A 21-year-old man whose car crashed while trying to avoid the collision was treated at the scene and did not have to be taken to the hospital, said Bryan Cheplic, spokesman for the city Emergency Services Department.

Matsumoto, a graduate of Mid-Pacific Institute and the University of Hawai'i, was one of Hawai'i's best-known local playwrights and children's authors. Her works have been staged all over the state, and 'Ohi'a Productions, which she co-founded, has offered in-depth theater programs in several schools.

Burton White, artistic director and manager of Hawai'i Theatre, where some of Matsumoto's plays were staged, said Matsumoto was "a wonderfully talented woman who touched people who knew her and who worked for her."

"She was just a bright spot and she had the largest heart of anybody I knew, always giving, always positive. An exceptional talent. It's a loss," he said.

Recently, she had been working with composer-actress Roslyn Catracchia to adapt their musical "On Dragonfly Wings" to reach a wider audience. The musical, inspired by Alana Dung, a Hawai'i girl who lost her battle with leukemia at age 3, had been selected for the 12th annual ASCAP Foundation/Disney Musical Theatre Workshop in Los Angeles.

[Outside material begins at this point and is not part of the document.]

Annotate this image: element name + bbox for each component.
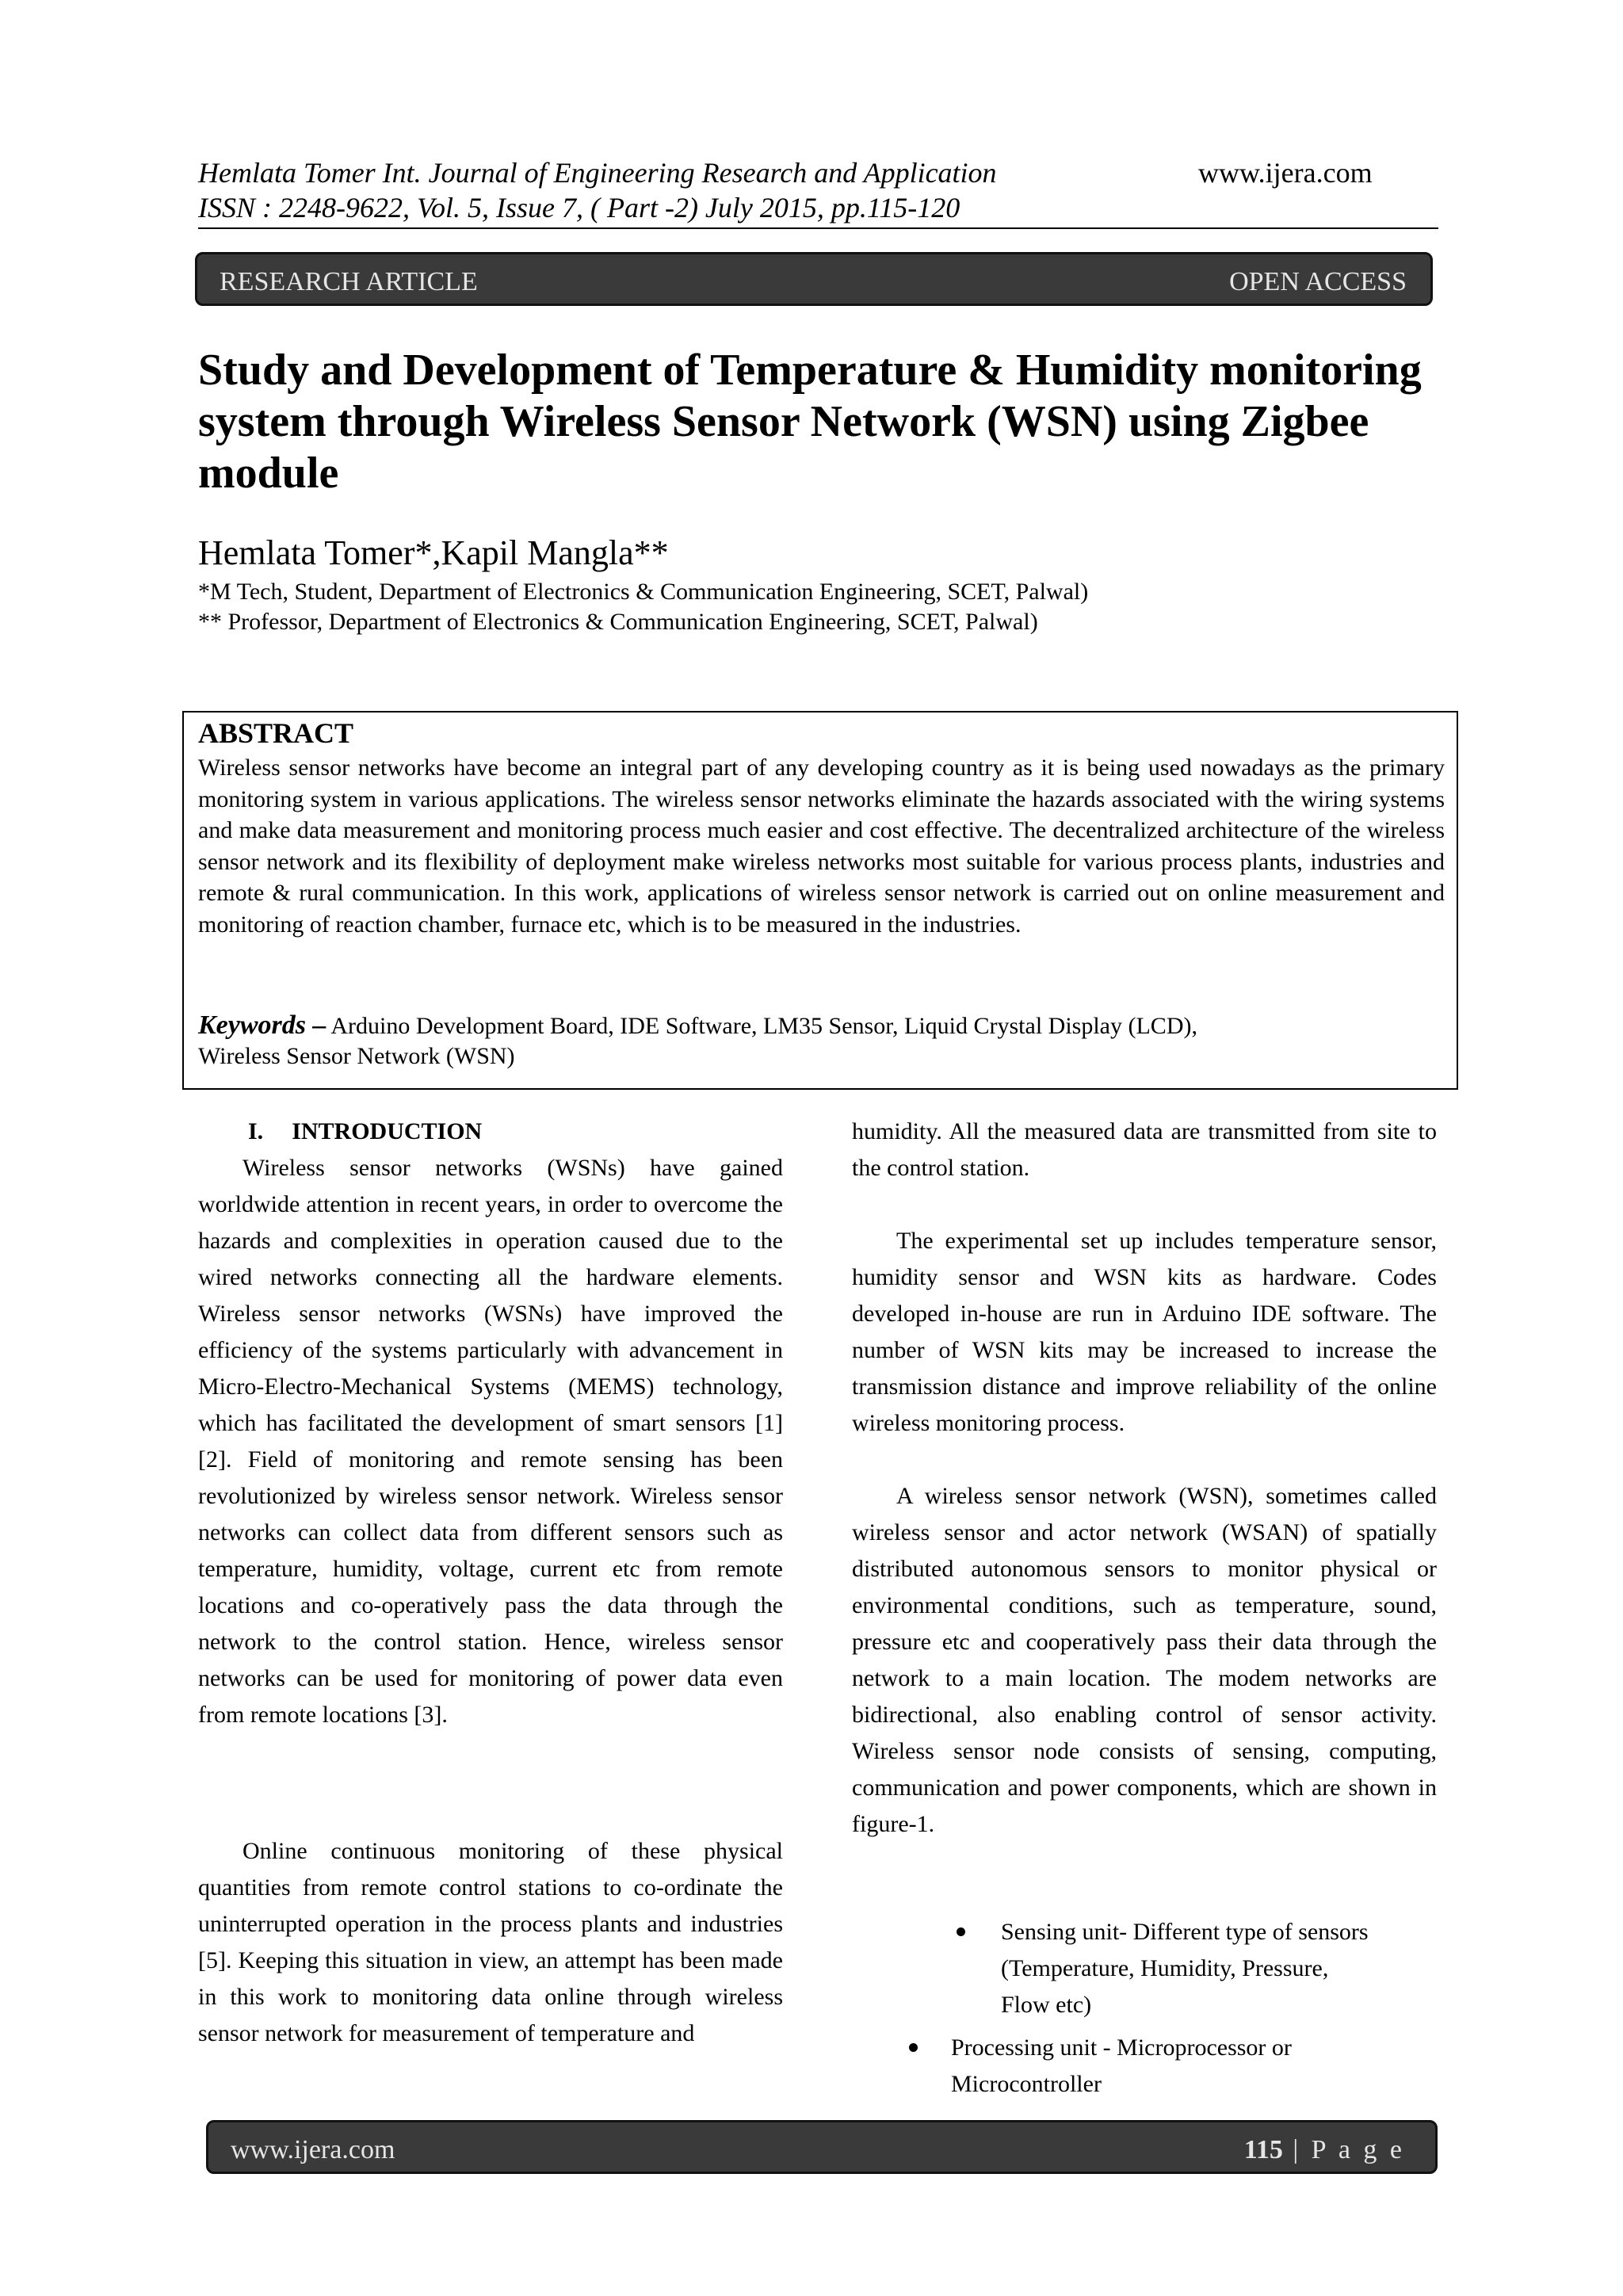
page-number: 115 xyxy=(1243,2135,1283,2164)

"She and I were right in the middle of working on a draft ... which was due today for a performance at the University of Georgia in April," Catracchia said. "She knew exactly what she wanted to do. ... I need to get this out as part of her legacy. It's become a lot more powerful thing."

The duo planned to take the play to the Mainland, with hopes of getting it on Broadway, said Matsumoto's attorney Jeff Portnoy, who had been working with her on the rights to the musical.

"It was undergoing tremendous transformation from what was seen here ... but the theme of hope and redemption and how people deal with death are the same," he said.